Gleich hinter der Berliner Brücke beginnt eine andere Welt: Eine Kugel Eis kostet hier 70 Cent, und der Quadratmeter noch 5 Euro. Wir sind in Freiimfelde, ein Stadtviertel in Halle-Ost. 3000 Menschen leben hier, jeder vierte davon ist jugendlich, Kinderarmut und Migrant*innenanteil höher als deutlich höher als anderswo in der Stadt. Und es ist der dynamischste Stadtteil, was Bevölkerungswachstum, Zuzug junger Familien und bürgerschaftliches Engagement angeht.

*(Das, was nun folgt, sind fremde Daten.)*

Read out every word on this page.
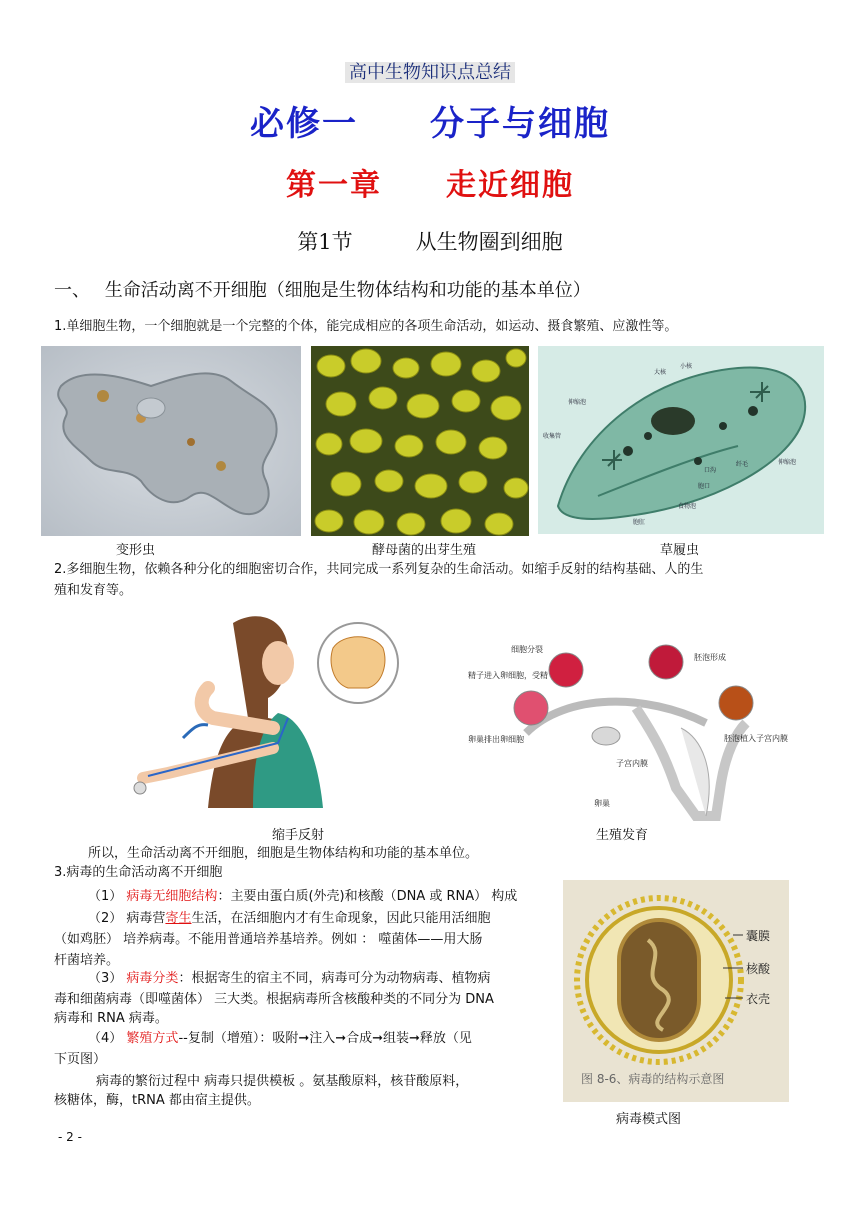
高中生物知识点总结
必修一　　分子与细胞
第一章　　走近细胞
第1节　　　从生物圈到细胞
一、　 生命活动离不开细胞（细胞是生物体结构和功能的基本单位）
1.单细胞生物，一个细胞就是一个完整的个体，能完成相应的各项生命活动，如运动、摄食繁殖、应激性等。
伸缩泡
大核
小核
收集管
伸缩泡
纤毛
口沟
胞口
食物泡
胞肛
变形虫	酵母菌的出芽生殖	草履虫
2.多细胞生物，依赖各种分化的细胞密切合作，共同完成一系列复杂的生命活动。如缩手反射的结构基础、人的生
殖和发育等。
细胞分裂
胚泡形成
精子进入卵细胞，受精
卵巢排出卵细胞	胚泡植入子宫内膜
子宫内膜
卵巢
缩手反射	生殖发育
所以，生命活动离不开细胞，细胞是生物体结构和功能的基本单位。
3.病毒的生命活动离不开细胞
（1） 病毒无细胞结构：主要由蛋白质(外壳)和核酸（DNA 或 RNA） 构成
（2） 病毒营寄生生活，在活细胞内才有生命现象，因此只能用活细胞
（如鸡胚） 培养病毒。不能用普通培养基培养。例如 ： 噬菌体——用大肠
杆菌培养。
（3） 病毒分类：根据寄生的宿主不同，病毒可分为动物病毒、植物病
毒和细菌病毒（即噬菌体） 三大类。根据病毒所含核酸种类的不同分为 DNA
病毒和 RNA 病毒。
（4） 繁殖方式--复制（增殖）：吸附➞注入➞合成➞组装➞释放（见
下页图）
病毒的繁衍过程中 病毒只提供模板 。氨基酸原料，核苷酸原料，
核糖体，酶，tRNA 都由宿主提供。
囊膜
核酸
衣壳
图 8-6、病毒的结构示意图
病毒模式图
- 2 -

Zur Eröffnung von Halles erstem Bauspielplatz sind mehr als 30 große und kleine Menschen gekommen. Eine Familie wohnt erst ein paar Tage in Freiimfelde und nutzt die Gelegenheit, hier ihre Nachbarn kennenzulernen. Es duftet nach Waffeln, Kaffee und Kirmeskuchen. Ein paar Kinder zimmern und bemalen große Buchstaben aus Bauholz. B – A – U – S – P.. Von einem Erdhügel erklingen Live-Chancons: „Wenn ich mir was wünschen dürfte“...
Nadine, Mutter und Anwohnerin, engagiert sich im Projektteam. „Im Moment haben wir nur ein mal in der Woche geöffnet, montags von 14-18 Uhr. Wir sind noch in der Etablierungsphase. Später, wenn Stellen und Aufsicht finanziert sind, wird das mehr.“
Kinder planen und bauen selbst
Erste Holzbauten sind aber schon entstanden. Cora ist 10 Jahre jung und hat sich einen eigenen Klettertum mit Leiter gebaut. Ihr Opa, von Beruf Schmied, kümmert sich gerade um die Rutsche die da noch fehlt. Sie gehört zu den 10 Kindern zwischen 3 und 13, die schon regelmäßig herkommen. „Die Kinder planen und bauen hier selber – wir sind nur da um zu helfen. Bauspielplätze haben keinen TÜV und müssen unter Aufsicht gestellt sein.“, erklärt Jo (37) , ein Grundschulpädagoge aus Leipzig, der seit 10 Jahren dort ein ähnliches Projekt begleitet. Sein Verein KiWest e.V., für den er arbeitet, ist nun auch in Freiimfelde als Träger aktiv. Das Konzept ist um 1968 in Westberlin entstanden und hat sich von dort aus in Westdeutschland verbreitet - und nach 1989 dann auch im Osten, erzählt Jo weiter.
Teil eines Bürgerparks-Areals
Eine flatternde Wimpelkette grenzt das 450 Quadratmeter große Bauspielplatz-Areal provisorisch von der übrigen Brache ab, auf der nun ein Bürgerpark nach Ideen der Anwohner*innen entsteht.
Schotter für einen Bolzplatz ist schon gewalzt, erste Beete der Nachbarschaftsgärten angelegt, und ein selbstgemauerter Pizzaofen ist regelmäßig Mittelpunkt bei Arbeitsfesten.
„Jetzt ernten wir die Früchte der langen Vorarbeit.“ sagt Elena vom Bauspielplatzteam, die seit sechs Jahren in Halle lebt und mit einem Gartenkunstprojekt gerade ihr Kulturpädagogik-Studium abschließt. Unzählige Planungs- und Sponsoren- und Flächennutzungsrunden habe es seit Oktober mit den Beteiligten des Projektes gegeben. Das sei so intensiv, als ob man ein neues Wohnhaus bauen würde´, erzählt die Multiaktivistin aus der Innenstadt, die sich auch im Hasi-Verein und in der Stadtgarteninitiative florapolis engagiert.
"In der Hafenstraße sieht die Welt anders aus.“
Elena ist froh über das Erreichte in Freiimfelde, wo viele Nachbarschaftsinitiativen mit der Stadt auf Augenhöhe ihr Viertel entwickeln und wandeln. Sie befürchtet aber, dass dies nur so etwas wie ein Ausnahme-Vorzeigeprojekt ist. „Es gab halt auch einen großen Pott mit Geld, der nur hier ausgeschüttet wurde. In der Hafenstraße sieht die Welt ganz anders aus.“ Dort hätten Investoren alle Brachen aufgekauft. Angestammtes Gewerbe wie eine Autowerkstatt aber auch Soziokulturprojekte wie die Rockstation müssten nun weichen. Elena und die anderen wirken nicht so, als würden sie sich mit dem Erreichten allzu schnell zufrieden geben. Das (Stadt)leben ist eine Baustelle!